FAQ: Euclidean Distance

What is Euclidean distance?

Euclidean distance was developed by the Greek mathematician Euclid and is associated with Euclidean geometry. Euclidean distance is the type of “straight-line” distance that most people are familiar with and learned about in geometry class. While Euclidean distance is often applied to calculate “geographic distance” it can also be applied to data (= “data distance”). In the latter context, it measures how near or far two sample units are from each other in terms of their measured variables. Technically speaking, it measures the distance between the (row) vectors in Euclidean space.

What is the range of Euclidean distance?

In theory, maximum Euclidean distance is unbounded (\(= \infty\)), but in practice its range depends on the distribution of input values. If the input values are bounded between zero and one, the theoretical maximum is equal to the square root of the number of variables (\(n\)) being compared.

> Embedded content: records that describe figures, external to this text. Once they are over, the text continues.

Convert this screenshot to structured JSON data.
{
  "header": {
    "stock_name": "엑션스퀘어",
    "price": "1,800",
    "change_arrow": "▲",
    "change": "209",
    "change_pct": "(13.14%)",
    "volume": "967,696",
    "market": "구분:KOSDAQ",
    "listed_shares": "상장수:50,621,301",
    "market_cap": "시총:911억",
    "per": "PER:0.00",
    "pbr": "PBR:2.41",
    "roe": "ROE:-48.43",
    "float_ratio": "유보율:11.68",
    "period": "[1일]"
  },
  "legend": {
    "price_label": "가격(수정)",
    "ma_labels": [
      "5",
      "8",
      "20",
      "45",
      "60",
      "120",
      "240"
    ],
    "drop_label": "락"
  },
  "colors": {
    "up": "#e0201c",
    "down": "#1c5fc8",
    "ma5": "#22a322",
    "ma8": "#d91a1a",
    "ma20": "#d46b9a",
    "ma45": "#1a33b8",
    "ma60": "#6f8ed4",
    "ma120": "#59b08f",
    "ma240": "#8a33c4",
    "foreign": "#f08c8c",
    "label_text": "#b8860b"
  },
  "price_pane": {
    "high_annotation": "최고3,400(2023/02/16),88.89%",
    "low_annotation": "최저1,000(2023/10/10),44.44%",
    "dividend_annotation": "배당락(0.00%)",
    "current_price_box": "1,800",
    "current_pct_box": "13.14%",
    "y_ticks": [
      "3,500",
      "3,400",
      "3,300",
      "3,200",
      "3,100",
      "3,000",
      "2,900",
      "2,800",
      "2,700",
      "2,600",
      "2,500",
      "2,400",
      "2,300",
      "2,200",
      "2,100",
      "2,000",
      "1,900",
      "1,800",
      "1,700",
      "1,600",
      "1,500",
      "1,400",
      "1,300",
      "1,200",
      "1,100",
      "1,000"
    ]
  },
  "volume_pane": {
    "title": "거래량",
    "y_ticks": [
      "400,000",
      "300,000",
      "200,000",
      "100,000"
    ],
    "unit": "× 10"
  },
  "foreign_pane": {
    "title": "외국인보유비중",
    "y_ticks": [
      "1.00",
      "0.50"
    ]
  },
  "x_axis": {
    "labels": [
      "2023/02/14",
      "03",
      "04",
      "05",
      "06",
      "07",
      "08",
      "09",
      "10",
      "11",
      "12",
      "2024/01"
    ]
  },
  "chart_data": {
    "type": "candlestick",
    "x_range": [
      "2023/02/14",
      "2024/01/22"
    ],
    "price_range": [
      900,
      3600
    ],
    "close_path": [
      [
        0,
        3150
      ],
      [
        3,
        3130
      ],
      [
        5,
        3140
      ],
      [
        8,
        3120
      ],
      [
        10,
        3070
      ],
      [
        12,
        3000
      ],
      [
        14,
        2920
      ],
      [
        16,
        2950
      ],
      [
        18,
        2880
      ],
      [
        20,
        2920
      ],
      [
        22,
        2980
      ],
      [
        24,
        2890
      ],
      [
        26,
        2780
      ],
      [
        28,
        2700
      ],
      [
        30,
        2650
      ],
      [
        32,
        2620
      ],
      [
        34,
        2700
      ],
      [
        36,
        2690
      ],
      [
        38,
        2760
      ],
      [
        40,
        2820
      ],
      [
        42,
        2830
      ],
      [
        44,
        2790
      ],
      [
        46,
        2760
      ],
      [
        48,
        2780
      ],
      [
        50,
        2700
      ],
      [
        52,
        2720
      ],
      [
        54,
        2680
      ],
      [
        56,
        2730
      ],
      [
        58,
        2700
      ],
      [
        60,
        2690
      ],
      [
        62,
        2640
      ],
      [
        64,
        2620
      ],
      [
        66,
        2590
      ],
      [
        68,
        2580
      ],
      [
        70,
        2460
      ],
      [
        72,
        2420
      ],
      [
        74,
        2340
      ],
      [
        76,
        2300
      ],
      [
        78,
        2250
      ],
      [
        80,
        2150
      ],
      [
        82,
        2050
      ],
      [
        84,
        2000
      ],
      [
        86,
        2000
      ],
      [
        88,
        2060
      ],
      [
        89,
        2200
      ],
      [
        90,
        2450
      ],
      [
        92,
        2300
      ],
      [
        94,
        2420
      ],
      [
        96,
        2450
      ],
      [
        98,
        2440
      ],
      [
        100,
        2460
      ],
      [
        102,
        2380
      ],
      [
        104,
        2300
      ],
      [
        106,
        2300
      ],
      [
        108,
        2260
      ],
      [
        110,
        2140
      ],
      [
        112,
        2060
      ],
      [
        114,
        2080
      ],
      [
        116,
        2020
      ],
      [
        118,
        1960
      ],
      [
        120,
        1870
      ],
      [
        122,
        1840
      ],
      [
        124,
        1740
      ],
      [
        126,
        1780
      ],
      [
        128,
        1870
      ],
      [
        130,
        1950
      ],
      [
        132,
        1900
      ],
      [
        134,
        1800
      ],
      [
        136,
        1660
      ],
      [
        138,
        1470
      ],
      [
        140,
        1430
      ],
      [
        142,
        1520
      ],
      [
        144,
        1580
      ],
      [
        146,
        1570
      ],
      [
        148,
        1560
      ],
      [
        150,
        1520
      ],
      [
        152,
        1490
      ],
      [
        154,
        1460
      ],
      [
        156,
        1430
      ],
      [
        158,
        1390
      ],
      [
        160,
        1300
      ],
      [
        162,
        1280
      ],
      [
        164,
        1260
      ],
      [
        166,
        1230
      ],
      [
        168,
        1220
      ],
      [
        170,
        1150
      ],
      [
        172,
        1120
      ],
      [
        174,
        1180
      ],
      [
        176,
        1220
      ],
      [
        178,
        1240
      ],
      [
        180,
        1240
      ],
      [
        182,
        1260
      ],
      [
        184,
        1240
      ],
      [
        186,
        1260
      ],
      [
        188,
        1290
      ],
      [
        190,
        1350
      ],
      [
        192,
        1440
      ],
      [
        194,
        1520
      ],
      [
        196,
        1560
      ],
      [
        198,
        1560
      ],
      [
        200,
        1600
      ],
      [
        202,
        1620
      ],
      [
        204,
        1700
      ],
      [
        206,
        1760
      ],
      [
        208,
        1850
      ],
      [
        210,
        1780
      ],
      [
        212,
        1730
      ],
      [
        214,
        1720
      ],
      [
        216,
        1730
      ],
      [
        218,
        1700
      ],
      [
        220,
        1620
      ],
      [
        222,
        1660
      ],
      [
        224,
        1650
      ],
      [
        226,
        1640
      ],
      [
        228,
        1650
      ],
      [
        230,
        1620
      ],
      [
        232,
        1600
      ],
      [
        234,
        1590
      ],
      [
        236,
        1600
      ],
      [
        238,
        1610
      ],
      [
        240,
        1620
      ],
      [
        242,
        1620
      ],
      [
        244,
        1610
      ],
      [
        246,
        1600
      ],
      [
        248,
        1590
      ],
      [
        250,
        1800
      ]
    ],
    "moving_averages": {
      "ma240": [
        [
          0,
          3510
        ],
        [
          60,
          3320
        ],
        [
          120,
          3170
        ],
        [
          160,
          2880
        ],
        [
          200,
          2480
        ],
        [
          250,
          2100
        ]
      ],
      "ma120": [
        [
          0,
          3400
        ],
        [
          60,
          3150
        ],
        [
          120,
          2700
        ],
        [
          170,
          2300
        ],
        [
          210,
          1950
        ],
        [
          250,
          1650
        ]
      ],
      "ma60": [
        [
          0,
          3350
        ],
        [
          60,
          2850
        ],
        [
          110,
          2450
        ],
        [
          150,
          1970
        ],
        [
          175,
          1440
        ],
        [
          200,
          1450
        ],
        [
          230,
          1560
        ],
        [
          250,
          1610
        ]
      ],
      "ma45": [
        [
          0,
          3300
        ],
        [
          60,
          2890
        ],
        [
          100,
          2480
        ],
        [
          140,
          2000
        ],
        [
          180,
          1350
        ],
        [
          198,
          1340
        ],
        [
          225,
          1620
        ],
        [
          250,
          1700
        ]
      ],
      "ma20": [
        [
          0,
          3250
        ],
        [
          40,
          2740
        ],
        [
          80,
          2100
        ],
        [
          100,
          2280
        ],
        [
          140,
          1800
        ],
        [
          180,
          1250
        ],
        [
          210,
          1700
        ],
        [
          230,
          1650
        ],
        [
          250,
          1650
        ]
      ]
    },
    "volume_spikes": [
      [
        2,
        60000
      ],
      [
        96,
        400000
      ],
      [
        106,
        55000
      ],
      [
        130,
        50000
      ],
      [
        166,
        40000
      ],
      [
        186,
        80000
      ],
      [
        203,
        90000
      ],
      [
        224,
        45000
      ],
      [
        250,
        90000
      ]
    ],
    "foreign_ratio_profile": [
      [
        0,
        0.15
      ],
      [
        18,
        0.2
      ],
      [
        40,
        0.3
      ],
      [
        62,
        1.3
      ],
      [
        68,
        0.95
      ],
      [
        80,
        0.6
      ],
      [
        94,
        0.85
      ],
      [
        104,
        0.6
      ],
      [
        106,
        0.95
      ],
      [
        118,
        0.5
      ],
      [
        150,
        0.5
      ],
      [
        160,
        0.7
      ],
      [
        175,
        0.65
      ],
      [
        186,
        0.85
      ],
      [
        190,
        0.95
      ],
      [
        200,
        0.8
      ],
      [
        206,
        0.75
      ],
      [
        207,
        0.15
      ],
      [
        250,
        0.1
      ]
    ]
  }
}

Rescaling and Euclidean distance

Euclidean distance is very sensitive to measurement scale. Imagine a scenario for two US counties, where most of the diabetes variables have a measurement scale from 0 to 1, but one of the variables has a measurement scale from 0 to 10. In this situation, the Euclidean distance will be dominated by variation in the variable with the larger measurement scale. The solution is to “rescale” (or “normalize”) the variables to the same range before calculating Euclidean distance. In the USDSS this is accomplished via “minmax” rescaling. In minmax rescaling, you subtract the minimum value in the series from each value, and then standardize it by the difference between the maximum value and minimum value:

\[ = \frac{x - x_{min}}{x_{max} - x_{min}} \] After minmax rescaling, all of the values for a variable will range between 0 and 1, where the minimum value in the original series will equal zero and the maximum value will equal one. A useful property of minmax rescaling is that it will yield the same values whether a variable is expressed as a count, proportion, or crude rate.

How many indicators should I select?

Euclidean distance requires at least one indicator. There is not an upper limit on the number of indicators that can be selected. Nevertheless, results for Euclidean distance could become nebulous if too many indicators are chosen, a problem that is commonly referred to as “the curse of dimensionality”. For instance, Euclidean distance between uniformly distributed points naturally increases with increasing dimensionality and the ratio between the nearest and farthest distances eventually converges to one, making the concept of proximity less useful in high-dimensional spaces. However, such problems might be diminished in the USDSS Analysis Module by the fact that many of the indicators have restricted ranges (or are being rescaled) and some may be positively correlated, limiting the volume of space where the data are found. Moreover, the number of diabetes indicators that are currently available for analysis is presumably limited enough to avoid strange phenomena that occur with distance measures in high-dimensional spaces.

Correlation and Euclidean distance.

While correlation between variables may restrict volume in high-dimensional spaces, it distorts (elongates) distance along particular axes where variables are correlated. Hence, users should be cautious about choosing indicators that are highly correlated. Future releases of the Analysis Module will likely include distance metrics that are more robust to correlation, such as Mahalanobis distance.

Why do some results for Euclidean distance show more decimals than others?

The Analysis Module uses standard rules for handling significant figures in calculations. Hence, the number of decimal places in the output Euclidean distance calculation is determined by the minimum precision of an input variable. For example, many of the variables are input as percentages with one decimal place (such as 13.7%), representing a proportion with three decimals (0.137); therefore, Euclidean distance measurements that include these numbers would be rounded to three decimal places. To keep the display tractable, the Analysis Module does not display more than six decimal places.

In many cases, such rounding rules may result in tied Euclidean distances between county pairs that have slightly different vector components. However, such minor differences would not generally be observable given the thematic resolution used in the choropleth maps.

Why isn’t the county or indicator I want to select visible?

At the present time, counties that are missing data for one or more indicators will not be available for analysis when using Euclidean distance.